We provide guidance on the intricacies of HIPAA's privacy and security provisions and can customize form or model documents to meet each client's particular needs. We also review and revise clients' HIPAA compliance plans, the goal being to ensure adequacy of standards on security, administrative, and technical requirements; and on business associate agreements, authorization forms, notice of privacy policies, and related documents.
In addition, Morgan Lewis:
- Offers HIPAA training and performs routine audits to ensure compliance
- Counsels on everyday issues regarding the use and disclosure of information
- Assists with other healthcare information privacy issues under state and international laws
Morgan Lewis lawyers have worked on HIPAA matters for clients across many industries, including pharmaceutical, medical device and healthcare industries, financial services, technology, and transportation.
Because outsourcing a particular business process does not absolve a company of its related privacy obligations—and because outsourced services often are performed in other countries or by multiple sources—a company may be subject to numerous, varying, and conflicting privacy laws, or perhaps no privacy requirements at all.
Morgan Lewis regularly advises clients across numerous industries—food and beverage, energy, entertainment, financial, pharmaceutical, biotech, medical device, insurance, and manufacturing—about the various privacy issues involved with industry-specific processes and industry-specific matters, one example of the impact of the Gramm-Leach-Bliley Act of 1999 and Regulation S-P on the firm's financial industry clients.
Morgan Lewis's Global Outsourcing group includes lawyers in eight offices spanning the North American, European, and Asia-Pacific markets.

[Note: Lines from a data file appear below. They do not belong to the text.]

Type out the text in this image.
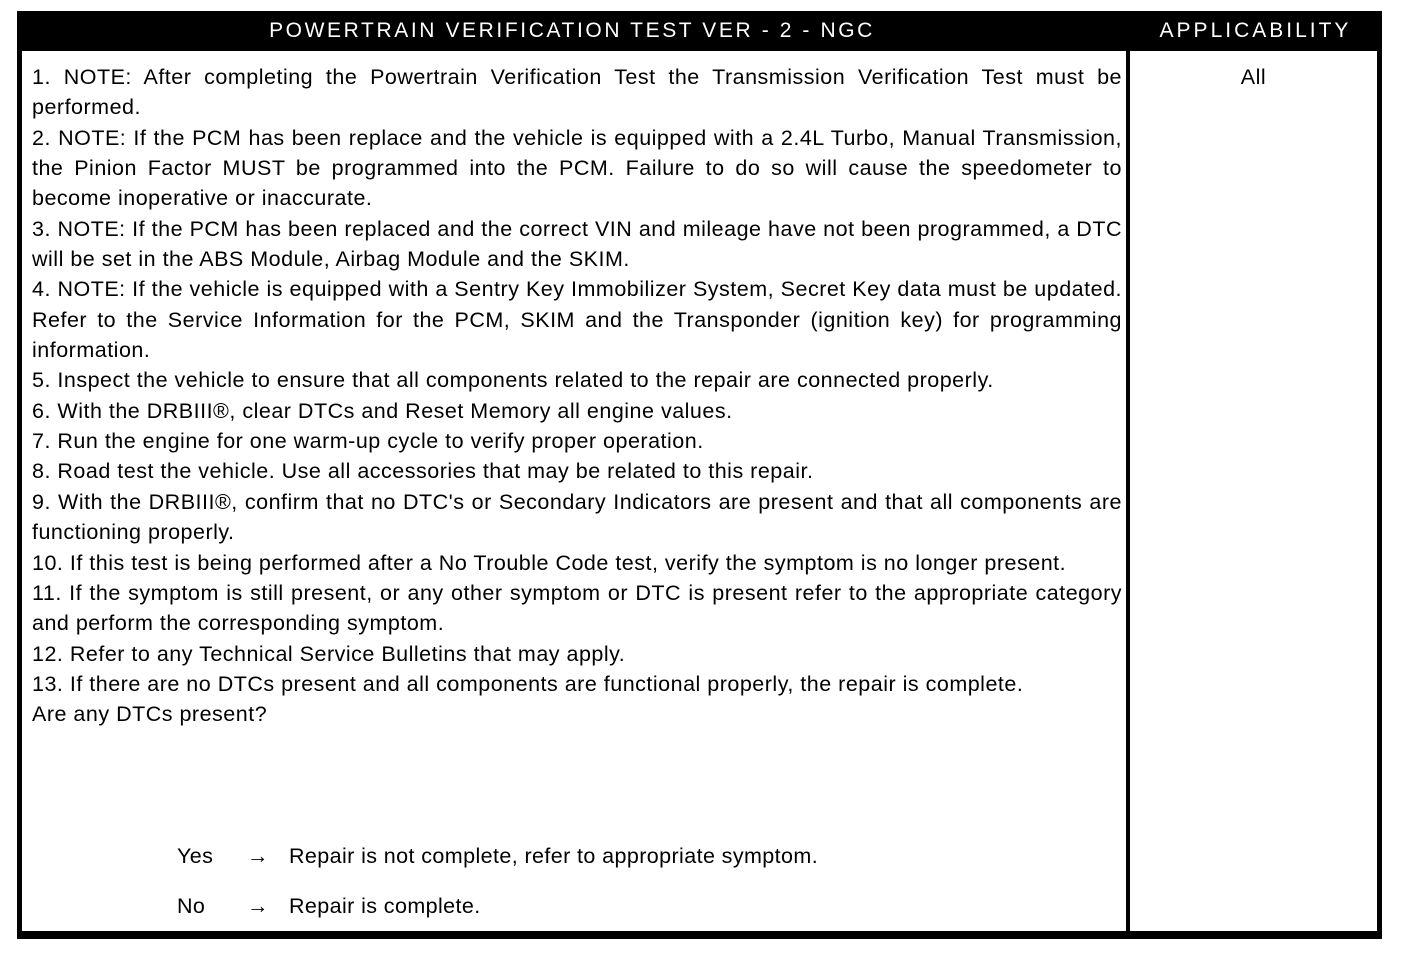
POWERTRAIN VERIFICATION TEST VER - 2 - NGC	APPLICABILITY
1. NOTE: After completing the Powertrain Verification Test the Transmission Verification Test must be performed.
2. NOTE: If the PCM has been replace and the vehicle is equipped with a 2.4L Turbo, Manual Transmission, the Pinion Factor MUST be programmed into the PCM. Failure to do so will cause the speedometer to become inoperative or inaccurate.
3. NOTE: If the PCM has been replaced and the correct VIN and mileage have not been programmed, a DTC will be set in the ABS Module, Airbag Module and the SKIM.
4. NOTE: If the vehicle is equipped with a Sentry Key Immobilizer System, Secret Key data must be updated. Refer to the Service Information for the PCM, SKIM and the Transponder (ignition key) for programming information.
5. Inspect the vehicle to ensure that all components related to the repair are connected properly.
6. With the DRBIII®, clear DTCs and Reset Memory all engine values.
7. Run the engine for one warm-up cycle to verify proper operation.
8. Road test the vehicle. Use all accessories that may be related to this repair.
9. With the DRBIII®, confirm that no DTC's or Secondary Indicators are present and that all components are functioning properly.
10. If this test is being performed after a No Trouble Code test, verify the symptom is no longer present.
11. If the symptom is still present, or any other symptom or DTC is present refer to the appropriate category and perform the corresponding symptom.
12. Refer to any Technical Service Bulletins that may apply.
13. If there are no DTCs present and all components are functional properly, the repair is complete.
Are any DTCs present?
Yes → Repair is not complete, refer to appropriate symptom.
No → Repair is complete.
All
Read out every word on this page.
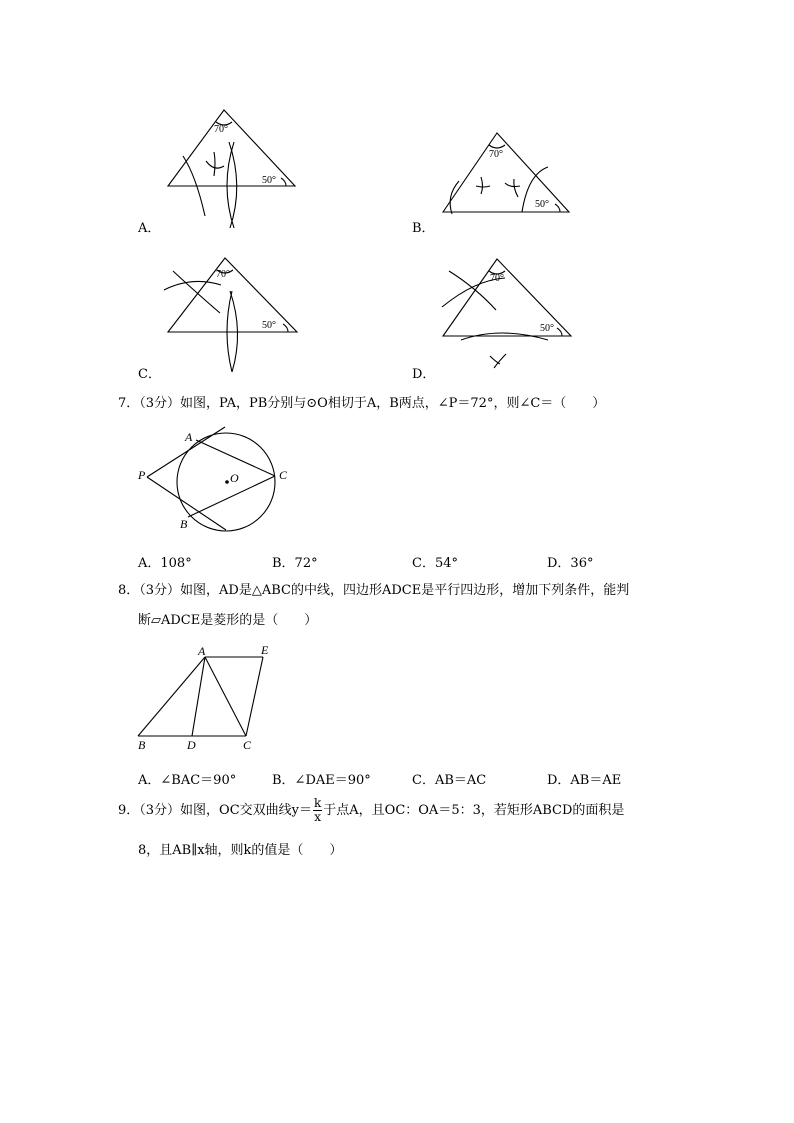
70°
50°
A．
70°
50°
B．
70°
50°
C．
70°
50°
D．
7．（3分）如图，PA，PB分别与⊙O相切于A，B两点，∠P＝72°，则∠C＝（　　）
A
P	O	C
B
A．108°	B．72°	C．54°	D．36°
8．（3分）如图，AD是△ABC的中线，四边形ADCE是平行四边形，增加下列条件，能判
断▱ADCE是菱形的是（　　）
A	E
B	D	C
A．∠BAC＝90°	B．∠DAE＝90°	C．AB＝AC	D．AB＝AE
9．（3分）如图，OC交双曲线$y= \frac{k}{x}$ 于点A，且OC：OA＝5：3，若矩形ABCD的面积是
8，且AB∥x轴，则k的值是（　　）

The firm's privacy-related representations in this area have involved such matters as:
- Finance and accounting agreements
- Anti-corruption and anti-money laundering policies
- Back-office outsourcing transactions
- Voice and data services contracts
- Telecom and network services transactions
- Development and maintenance agreements
- Outsourcing of certain clinical and regulatory functions
Employee Privacy/Employer Compliance
Morgan Lewis's Labor and Employment attorneys advise clients on a variety of privacy and security issues relating to employee and employer privacy, including the preparation of privacy and security policies; regulatory compliance; enforcement of privacy- and security-related statutes and regulations, data protection, and security; cross-border transfers and compliance with EU privacy legislation applicable to employee information website protection; HIPAA privacy; security breach incidents and mitigation strategies; and the available options for maintaining the free flow of personal information while minimizing risk.
For companies that conduct business internationally, Morgan Lewis prepares business-friendly guidelines and checklists regarding consent, notice, registration, privacy policies, and data transfers—all with the goal of harmonizing multinational activities and complying with global requirements in connection with the implementation of equity programs.

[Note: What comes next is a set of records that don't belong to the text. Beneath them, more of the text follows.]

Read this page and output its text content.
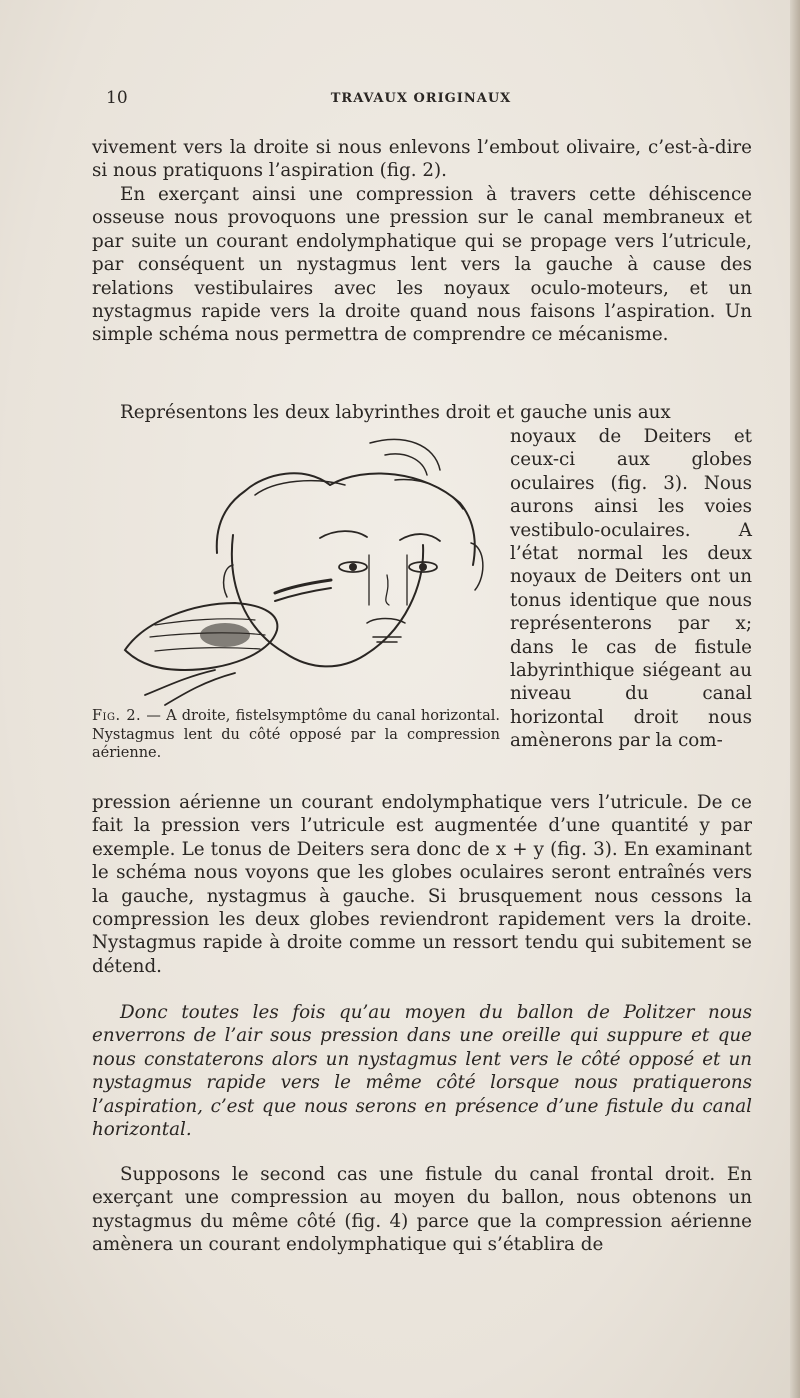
10	TRAVAUX ORIGINAUX

vivement vers la droite si nous enlevons l’embout olivaire, c’est-à-dire si nous pratiquons l’aspiration (fig. 2).

En exerçant ainsi une compression à travers cette déhiscence osseuse nous provoquons une pression sur le canal membraneux et par suite un courant endolymphatique qui se propage vers l’utricule, par conséquent un nystagmus lent vers la gauche à cause des relations vestibulaires avec les noyaux oculo-moteurs, et un nystagmus rapide vers la droite quand nous faisons l’aspiration. Un simple schéma nous permettra de comprendre ce mécanisme.

Représentons les deux labyrinthes droit et gauche unis aux

noyaux de Deiters et ceux-ci aux globes oculaires (fig. 3). Nous aurons ainsi les voies vestibulo-oculaires. A l’état normal les deux noyaux de Deiters ont un tonus identique que nous représenterons par x; dans le cas de fistule labyrinthique siégeant au niveau du canal horizontal droit nous amènerons par la com-

Fig. 2. — A droite, fistelsymptôme du canal horizontal. Nystagmus lent du côté opposé par la compression aérienne.

pression aérienne un courant endolymphatique vers l’utricule. De ce fait la pression vers l’utricule est augmentée d’une quantité y par exemple. Le tonus de Deiters sera donc de x + y (fig. 3). En examinant le schéma nous voyons que les globes oculaires seront entraînés vers la gauche, nystagmus à gauche. Si brusquement nous cessons la compression les deux globes reviendront rapidement vers la droite. Nystagmus rapide à droite comme un ressort tendu qui subitement se détend.

Donc toutes les fois qu’au moyen du ballon de Politzer nous enverrons de l’air sous pression dans une oreille qui suppure et que nous constaterons alors un nystagmus lent vers le côté opposé et un nystagmus rapide vers le même côté lorsque nous pratiquerons l’aspiration, c’est que nous serons en présence d’une fistule du canal horizontal.

Supposons le second cas une fistule du canal frontal droit. En exerçant une compression au moyen du ballon, nous obtenons un nystagmus du même côté (fig. 4) parce que la compression aérienne amènera un courant endolymphatique qui s’établira de
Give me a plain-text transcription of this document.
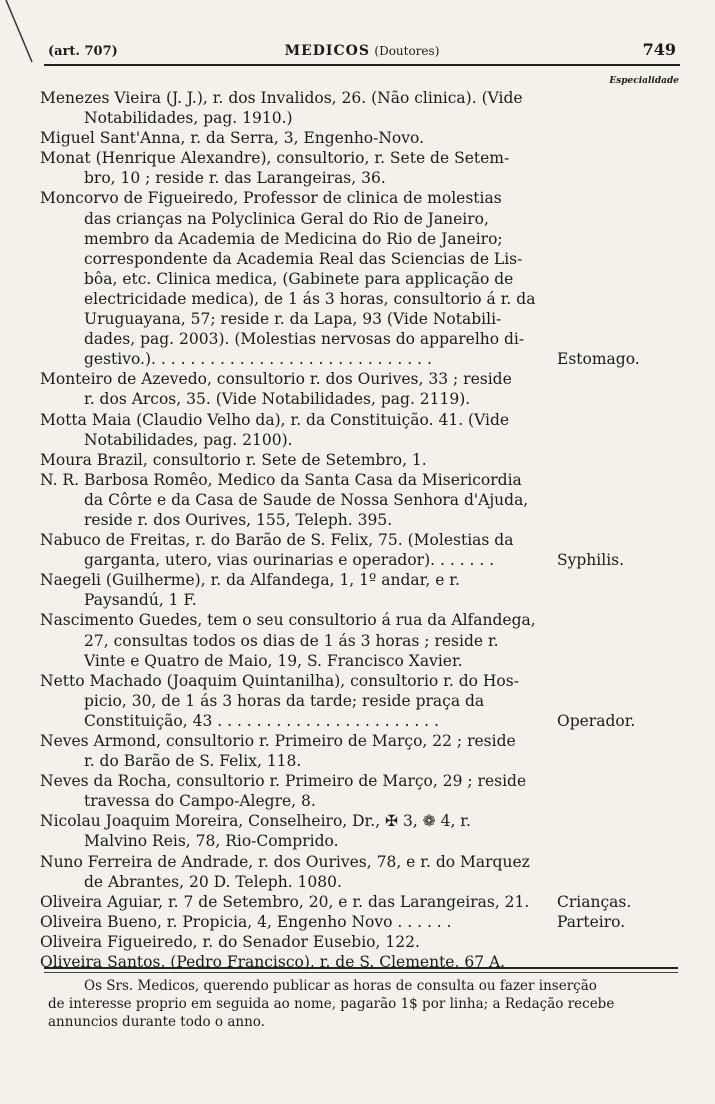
(art. 707)	MEDICOS (Doutores)	749
Especialidade
Menezes Vieira (J. J.), r. dos Invalidos, 26. (Não clinica). (Vide
Notabilidades, pag. 1910.)
Miguel Sant'Anna, r. da Serra, 3, Engenho-Novo.
Monat (Henrique Alexandre), consultorio, r. Sete de Setem-
bro, 10 ; reside r. das Larangeiras, 36.
Moncorvo de Figueiredo, Professor de clinica de molestias
das crianças na Polyclinica Geral do Rio de Janeiro,
membro da Academia de Medicina do Rio de Janeiro;
correspondente da Academia Real das Sciencias de Lis-
bôa, etc. Clinica medica, (Gabinete para applicação de
electricidade medica), de 1 ás 3 horas, consultorio á r. da
Uruguayana, 57; reside r. da Lapa, 93 (Vide Notabili-
dades, pag. 2003). (Molestias nervosas do apparelho di-
gestivo.). . . . . . . . . . . . . . . . . . . . . . . . . . . . .	Estomago.
Monteiro de Azevedo, consultorio r. dos Ourives, 33 ; reside
r. dos Arcos, 35. (Vide Notabilidades, pag. 2119).
Motta Maia (Claudio Velho da), r. da Constituição. 41. (Vide
Notabilidades, pag. 2100).
Moura Brazil, consultorio r. Sete de Setembro, 1.
N. R. Barbosa Romêo, Medico da Santa Casa da Misericordia
da Côrte e da Casa de Saude de Nossa Senhora d'Ajuda,
reside r. dos Ourives, 155, Teleph. 395.
Nabuco de Freitas, r. do Barão de S. Felix, 75. (Molestias da
garganta, utero, vias ourinarias e operador). . . . . . .	Syphilis.
Naegeli (Guilherme), r. da Alfandega, 1, 1º andar, e r.
Paysandú, 1 F.
Nascimento Guedes, tem o seu consultorio á rua da Alfandega,
27, consultas todos os dias de 1 ás 3 horas ; reside r.
Vinte e Quatro de Maio, 19, S. Francisco Xavier.
Netto Machado (Joaquim Quintanilha), consultorio r. do Hos-
picio, 30, de 1 ás 3 horas da tarde; reside praça da
Constituição, 43 . . . . . . . . . . . . . . . . . . . . . . .	Operador.
Neves Armond, consultorio r. Primeiro de Março, 22 ; reside
r. do Barão de S. Felix, 118.
Neves da Rocha, consultorio r. Primeiro de Março, 29 ; reside
travessa do Campo-Alegre, 8.
Nicolau Joaquim Moreira, Conselheiro, Dr., ✠ 3, ❁ 4, r.
Malvino Reis, 78, Rio-Comprido.
Nuno Ferreira de Andrade, r. dos Ourives, 78, e r. do Marquez
de Abrantes, 20 D. Teleph. 1080.
Oliveira Aguiar, r. 7 de Setembro, 20, e r. das Larangeiras, 21. Crianças.
Oliveira Bueno, r. Propicia, 4, Engenho Novo . . . . . .	Parteiro.
Oliveira Figueiredo, r. do Senador Eusebio, 122.
Oliveira Santos, (Pedro Francisco), r. de S. Clemente, 67 A.
Os Srs. Medicos, querendo publicar as horas de consulta ou fazer inserção
de interesse proprio em seguida ao nome, pagarão 1$ por linha; a Redação recebe
annuncios durante todo o anno.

The firm regularly advises clients on a variety of privacy and security issues relating to cross-border transfers and is well practiced in project managing on a multijurisdictional basis. A number of Morgan Lewis's privacy-related engagements have focused on particular geographic regions, such as Canada, Latin America, and Asia- Pacific in the context of a particular subject, such as compliance with the Canadian Personal Information Protection and Electronic Documents Act.

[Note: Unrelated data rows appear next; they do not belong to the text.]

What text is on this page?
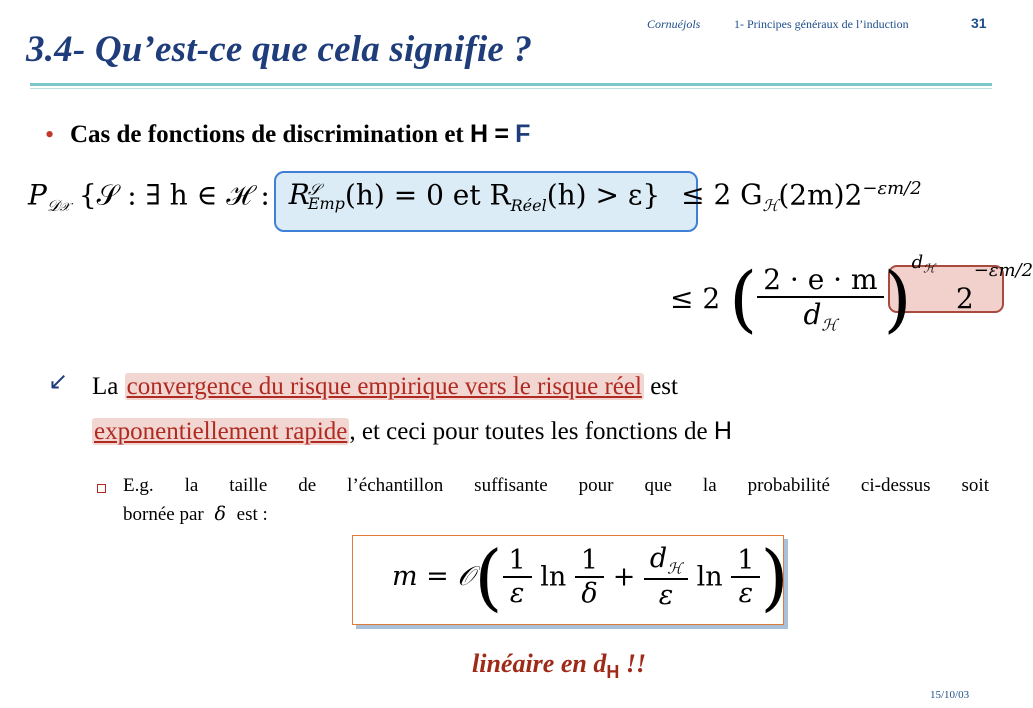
Cornuéjols	1- Principes généraux de l’induction	31
3.4- Qu’est-ce que cela signifie ?
• Cas de fonctions de discrimination et H = F
$P_{𝒟𝒳}$ {𝒮 : ∃ h ∈ ℋ : R
𝒮
Emp (h) = 0 et $R_{Réel}(h) > \varepsilon\} \le 2$ $G_ℋ(2m)2^{-\varepsilon m/2}$
≤ 2 ( $\frac{2 \cdot e \cdot m}{d_ℋ} )^{d_ℋ}$ $2^{-\varepsilon m/2}$
↙ La convergence du risque empirique vers le risque réel est
exponentiellement rapide, et ceci pour toutes les fonctions de H
E.g. la taille de l’échantillon suffisante pour que la probabilité ci-dessus soit
bornée par δ est :
m = 𝒪( $\frac{1}{\varepsilon}$ $\ln \frac{1}{\delta} + \frac{d_ℋ}{\varepsilon}$ $\ln \frac{1}{\varepsilon}$ )
linéaire en $d_H$ !!
15/10/03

Online Privacy and eCommerce
We help a wide range of businesses—from Fortune 10 companies to small startups—with their online privacy policies and use of data collected on websites.
From cookies and Web beacons to behavioral advertising, our command of the technical and marketing language and issues in this area enables us to analyze our clients' matters with precision, apply evolving standards and laws, and develop appropriate business strategies.